Minimum staffing in recovery

Specialties Operating Room

Published

I would like to open discussion on ASPAN'S statement on minimum staffing. I am trying to find out how many PACU's do not follow the statement due to the interpretation that recommended means not mandatory. What have you done to encourage management to abide by the recommendation.

Hi Squeek,

You sound like a wonderful nurse and a team player. It isn't OR verses PACU. You have seen the other side. I personally come in on call, and help in the OR when needed, sometimes as a runner, other times just to support the circulator. In turn, the ones I have hepled have always stayed with me until the pt was recovered. This is at night when there are no resources. When a patient comes out of OR, they are critical. All patients are, until they are awake, oriented with stable vitals. If they go bad they go fast.
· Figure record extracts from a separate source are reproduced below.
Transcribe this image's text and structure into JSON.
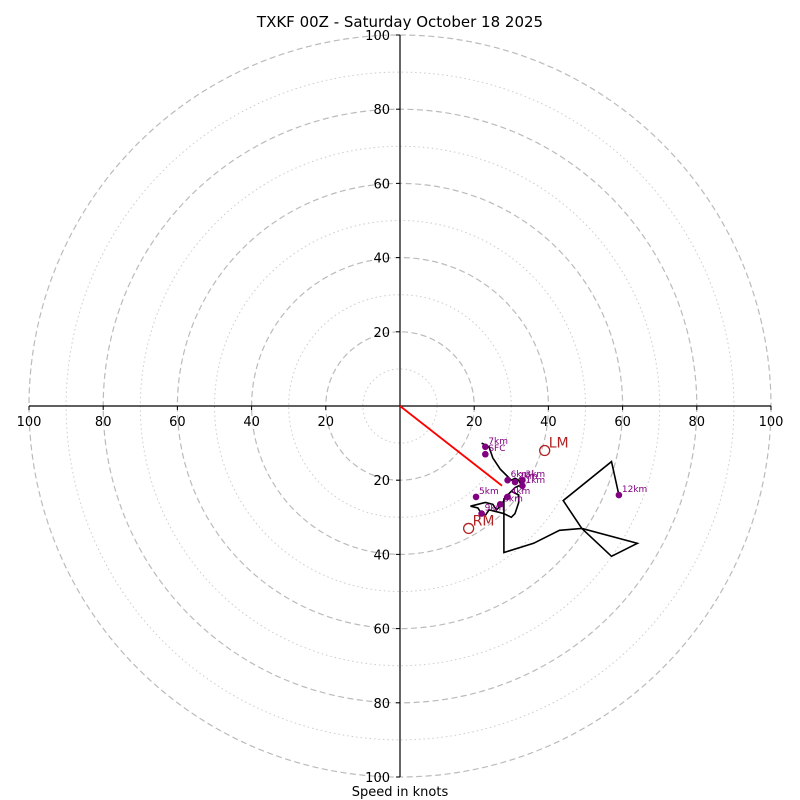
{
  "chart_data": {
    "type": "hodograph",
    "title": "TXKF 00Z - Saturday October 18 2025",
    "xlabel": "Speed in knots",
    "ring_major": [
      20,
      40,
      60,
      80,
      100
    ],
    "ring_minor": [
      10,
      30,
      50,
      70,
      90
    ],
    "tick_labels": [
      "20",
      "40",
      "60",
      "80",
      "100"
    ],
    "max_speed": 100,
    "hodograph_trace": {
      "color": "#000000",
      "points": [
        [
          22,
          -10
        ],
        [
          24,
          -11
        ],
        [
          25,
          -14
        ],
        [
          27,
          -17
        ],
        [
          29,
          -19
        ],
        [
          30,
          -20
        ],
        [
          31,
          -19.5
        ],
        [
          32,
          -20
        ],
        [
          32.5,
          -21
        ],
        [
          33,
          -22
        ],
        [
          32,
          -21.5
        ],
        [
          31,
          -22
        ],
        [
          30,
          -23
        ],
        [
          29,
          -24
        ],
        [
          28,
          -25.5
        ],
        [
          27,
          -27
        ],
        [
          26,
          -28
        ],
        [
          25,
          -26.5
        ],
        [
          23,
          -26
        ],
        [
          21,
          -26.5
        ],
        [
          19,
          -27
        ],
        [
          21,
          -27.5
        ],
        [
          22,
          -29
        ],
        [
          23,
          -29.5
        ],
        [
          24,
          -28
        ],
        [
          26,
          -28.5
        ],
        [
          28,
          -29
        ],
        [
          30,
          -30
        ],
        [
          31,
          -29
        ],
        [
          32,
          -26
        ],
        [
          32,
          -24
        ],
        [
          30,
          -23
        ],
        [
          28,
          -25
        ],
        [
          28,
          -34
        ],
        [
          28,
          -39.5
        ],
        [
          36,
          -37
        ],
        [
          43,
          -33.5
        ],
        [
          49,
          -33
        ],
        [
          57,
          -40.5
        ],
        [
          64,
          -37
        ],
        [
          49,
          -33
        ],
        [
          44,
          -25.5
        ],
        [
          57,
          -15
        ],
        [
          59,
          -24
        ]
      ]
    },
    "height_markers": [
      {
        "label": "SFC",
        "u": 23,
        "v": -13
      },
      {
        "label": "7km",
        "u": 23,
        "v": -11
      },
      {
        "label": "6km",
        "u": 29,
        "v": -20
      },
      {
        "label": "3km",
        "u": 33,
        "v": -20
      },
      {
        "label": "2km",
        "u": 31,
        "v": -20.5
      },
      {
        "label": "1km",
        "u": 33,
        "v": -21.5
      },
      {
        "label": "4km",
        "u": 29,
        "v": -24.5
      },
      {
        "label": "5km",
        "u": 20.5,
        "v": -24.5
      },
      {
        "label": "8km",
        "u": 27,
        "v": -26.5
      },
      {
        "label": "9km",
        "u": 22,
        "v": -29
      },
      {
        "label": "12km",
        "u": 59,
        "v": -24
      }
    ],
    "storm_motions": [
      {
        "label": "LM",
        "u": 39,
        "v": -12
      },
      {
        "label": "RM",
        "u": 18.5,
        "v": -33
      }
    ],
    "mean_wind_vector": {
      "u": 27.5,
      "v": -21.5,
      "color": "#ff0000"
    },
    "colors": {
      "marker": "#800080",
      "storm": "#b22222",
      "ring": "#bbbbbb",
      "trace": "#000000"
    }
  }
}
we all work on the same team!

squeek :nurse::nurse:

;) I worked in a pediatric PACU for many years in Ohio. We were almost all members of ASPAN and local chapter and very involved. I can honestly say we followed ASPAN recommendations for staffing. We were always 1:1 ratio in PACU. On call recoveries were done in the ICU extra bed space with ample staff available for assistance (which happened to be adjacent to the OR). OR circulator stayed with PACU nurse until patient was extubated. If all ICU beds were full, OR circulator stayed in PACU with us until transfer to floor. We also were in OR during case as second circulator. I guess I was fortunate to work in a place with proper staffing.

In our recovery room, we recover any after hour patients in a designated area in ICU. We are responsible for the patients but have ICU nurses within earshot should we need help.
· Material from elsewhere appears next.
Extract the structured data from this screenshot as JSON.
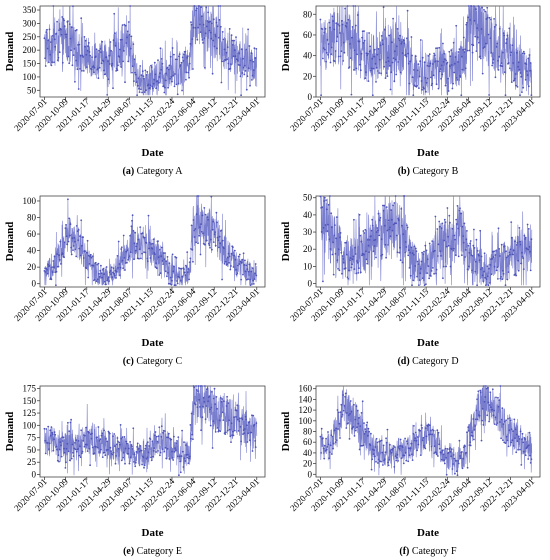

I have a question about access to narcotics after hours. We use to have kits that contained multiple medications for use that had a paper we could fill out for each patient that we used medications on. We could use this sheet and kit for all the patients we cared for while on the call back. Now we have to go to the Pyxis station, pull out one of each drug that we anticipate we will need (with a witness), recover that patient, return to the Pyxis, put back any drugs not used and waste those not used completely. All require witnesses. I am curious if others still use kits or do they have to remove medications per patient.

Thanks,

Originally posted by HawkinsRN

:eek:

Surely you are joking right? Like any PACU is going to abide by these rules? If I am on call, called in at 0200 for an Appy, I get there, get my patient, Anesthesia LEAVES....OR leaves....with the exception of a lowly scrub tech left on phone watch. If I have a problem, ANY HELP is a phone call away...leaving me at least 20 minutes with no help, unless I call a code, which I have had to do in the past, just to get help.

When my patient is recovered and ready to go upstairs, I get to push them up myself, even if they are in a bed that does not steer. If I gave narcotics, and I have stuff left to waste, then once I return to the unit from my trek upstairs, I get the lovely task of paging my beloved supervisor who then makes me wait an additional 45 minutes before I can go home. Of course, this is all on their clock, so it works in my favor, unless you figure in for lost sleep.

I really would love to hear of anyone whose unit abides by the Aspana staffing "suggestions"

~E

The 2001 SOC state that there must be 2 license personnel in the PACU as long as there is one patient and one must be proficent in PACU. On the weekends and at night our 2nd RN is the OR circulator and they stay until the patient is dc'd from PACU.

We are currently having this discussion in our PACU also. When we are "on-call" for emergency surgeries we are required to have two RN's respond to the call back. Because we are so short staffed we wanted to add our 1 LPN and our 2 PCT's to our "call" roster to be used as the second person. Our manager does not agree. She claims that both nurses must be RN's. How do they define "license personnel" to act as a second person?

I am not directly quoting, but from memory---ASPAN guidelines are that TWO licensed staff must be there when a pt is in recovery at all times if ONE is an RN proficient in PACU.

So, I think that the licenced staff could be a LVN but not a tech or nursing assistant. As long as one staff is an RN from recovery room. I hope this is accurate. You could check out ASPAN's site for the actual doc.

I wish our managers would allow 2 RN's at once to recover at all times.

Do any of your facilities utilize phase II staff to help out in phase I and vice versa?

In our facility, our phase 1 and phase 2 and our preop staff are all the same. We have on average 4 nurses on duty per day and tend to 14-19 surgical patients from preoping, holding, recovering them and if necessary discharging them. This is a inpatient setting and we only do about 50 Phase 2's per month but about 250 cases or more per month.